Friday, October 25, 2013

Book Review - The Scorpio Races.

A spellbinding novel from #1 New York Times bestselling author Maggie Stiefvater. Some race to win. Others race to survive. It happens at the start of every November: the Scorpio Races. Riders attempt to keep hold of their water horses long enough to make it to the finish line. Some riders live. Others die. At age nineteen, Sean Kendrick is the returning champion. He is a young man of few words, and if he has any fears, he keeps them buried deep, where no one else can see them. Puck Connolly is different. She never meant to ride in the Scorpio Races. But fate hasn't given her much of a choice. So she enters the competition - the first girl ever to do so. She is in no way prepared for what is going to happen. As she did in her bestselling Shiver trilogy, author Maggie Stiefvater takes us to the breaking point, where both love and life meet their greatest obstacles, and only the strong of heart can survive. The Scorpio Races is an unforgettable reading experience.


On the surface, The Scorpio Races looks purely like a fantasy novel, but take away the capaill uisce (pronounced CAP-ul ISH-kuh), and it’s much more like contemporary fiction. This is why I enjoyed it so much. It’s not really a story about racing magical horses – although the race is an important element that holds everything together – it’s more about the island of Thisby, the people who live there, and their relationship with the capaill uisce. The book takes place in the few weeks leading up to the race on these powerful, beautiful – and deadly – animals.

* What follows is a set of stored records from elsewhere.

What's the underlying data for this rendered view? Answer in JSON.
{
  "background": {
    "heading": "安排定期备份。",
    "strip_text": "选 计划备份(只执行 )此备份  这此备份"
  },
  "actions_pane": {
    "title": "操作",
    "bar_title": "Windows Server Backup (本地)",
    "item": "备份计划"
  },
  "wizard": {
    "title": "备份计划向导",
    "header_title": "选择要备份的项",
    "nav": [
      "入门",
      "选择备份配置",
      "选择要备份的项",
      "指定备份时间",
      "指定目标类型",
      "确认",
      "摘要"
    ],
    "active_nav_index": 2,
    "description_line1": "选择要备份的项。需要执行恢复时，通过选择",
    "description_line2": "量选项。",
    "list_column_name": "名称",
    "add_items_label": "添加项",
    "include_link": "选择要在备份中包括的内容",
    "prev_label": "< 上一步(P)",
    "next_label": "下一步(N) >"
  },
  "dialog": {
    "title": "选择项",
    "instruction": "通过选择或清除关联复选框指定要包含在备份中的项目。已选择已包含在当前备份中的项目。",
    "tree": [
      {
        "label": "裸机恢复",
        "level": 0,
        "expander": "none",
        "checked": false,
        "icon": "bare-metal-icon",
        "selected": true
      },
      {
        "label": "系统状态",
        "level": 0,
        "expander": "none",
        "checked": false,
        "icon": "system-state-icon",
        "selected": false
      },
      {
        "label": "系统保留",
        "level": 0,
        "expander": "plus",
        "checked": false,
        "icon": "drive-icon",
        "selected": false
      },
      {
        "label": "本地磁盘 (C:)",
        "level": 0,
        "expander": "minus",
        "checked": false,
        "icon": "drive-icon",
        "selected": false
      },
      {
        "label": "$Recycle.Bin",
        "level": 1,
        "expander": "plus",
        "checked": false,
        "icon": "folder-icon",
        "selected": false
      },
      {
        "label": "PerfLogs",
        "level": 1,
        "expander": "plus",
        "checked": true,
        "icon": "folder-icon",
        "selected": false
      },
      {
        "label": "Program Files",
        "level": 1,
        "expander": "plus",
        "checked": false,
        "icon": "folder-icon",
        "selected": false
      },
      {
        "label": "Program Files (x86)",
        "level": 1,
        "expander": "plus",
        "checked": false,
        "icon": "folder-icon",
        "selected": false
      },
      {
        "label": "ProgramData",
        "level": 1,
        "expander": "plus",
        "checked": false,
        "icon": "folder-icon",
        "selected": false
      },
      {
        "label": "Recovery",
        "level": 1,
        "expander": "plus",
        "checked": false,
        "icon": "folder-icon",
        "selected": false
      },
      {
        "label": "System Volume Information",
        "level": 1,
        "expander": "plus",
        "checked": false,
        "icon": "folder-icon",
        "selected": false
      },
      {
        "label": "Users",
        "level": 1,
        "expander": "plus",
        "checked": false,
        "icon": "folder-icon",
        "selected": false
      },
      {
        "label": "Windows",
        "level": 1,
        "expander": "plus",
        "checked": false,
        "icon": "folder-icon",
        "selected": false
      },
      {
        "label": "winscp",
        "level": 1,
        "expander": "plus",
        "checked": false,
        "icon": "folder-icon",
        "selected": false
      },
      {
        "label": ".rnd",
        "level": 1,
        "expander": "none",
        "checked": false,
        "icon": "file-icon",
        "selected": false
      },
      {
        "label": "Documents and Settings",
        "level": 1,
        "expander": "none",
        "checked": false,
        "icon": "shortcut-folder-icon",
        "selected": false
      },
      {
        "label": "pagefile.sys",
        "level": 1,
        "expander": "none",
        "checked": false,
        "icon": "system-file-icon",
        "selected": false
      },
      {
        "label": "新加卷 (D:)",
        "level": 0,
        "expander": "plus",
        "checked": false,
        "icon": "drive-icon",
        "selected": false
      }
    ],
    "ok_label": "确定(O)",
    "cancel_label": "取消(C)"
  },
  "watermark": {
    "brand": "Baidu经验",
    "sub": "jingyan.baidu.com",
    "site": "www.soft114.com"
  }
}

The Scorpio Races is a slow-paced story, but this is its strength. Thisby isn’t bustling like the mainland – there’s no need to rush when there’s nothing to rush for. It’s a poor, quiet island where everybody knows each other. It’s home to Puck, and she never wishes to leave. The Scorpio Races is a humbling tale, imaginative and alive. I could picture it all and I was captivated by its characters, whom I followed right up until the perfect, cinematic ending. It also lacks action, which suits me just fine, but when there is, it’s thrilling. Although I was rooting for Puck – it’s hard not to – Sean was my favourite character to listen to. They’re contrasting characters, but perfectly suited. There’s the inevitable romance, subtle and real. You won’t find instaromance here. Even though Sean and Puck look out for each other, they never take their eyes off the goal – to win.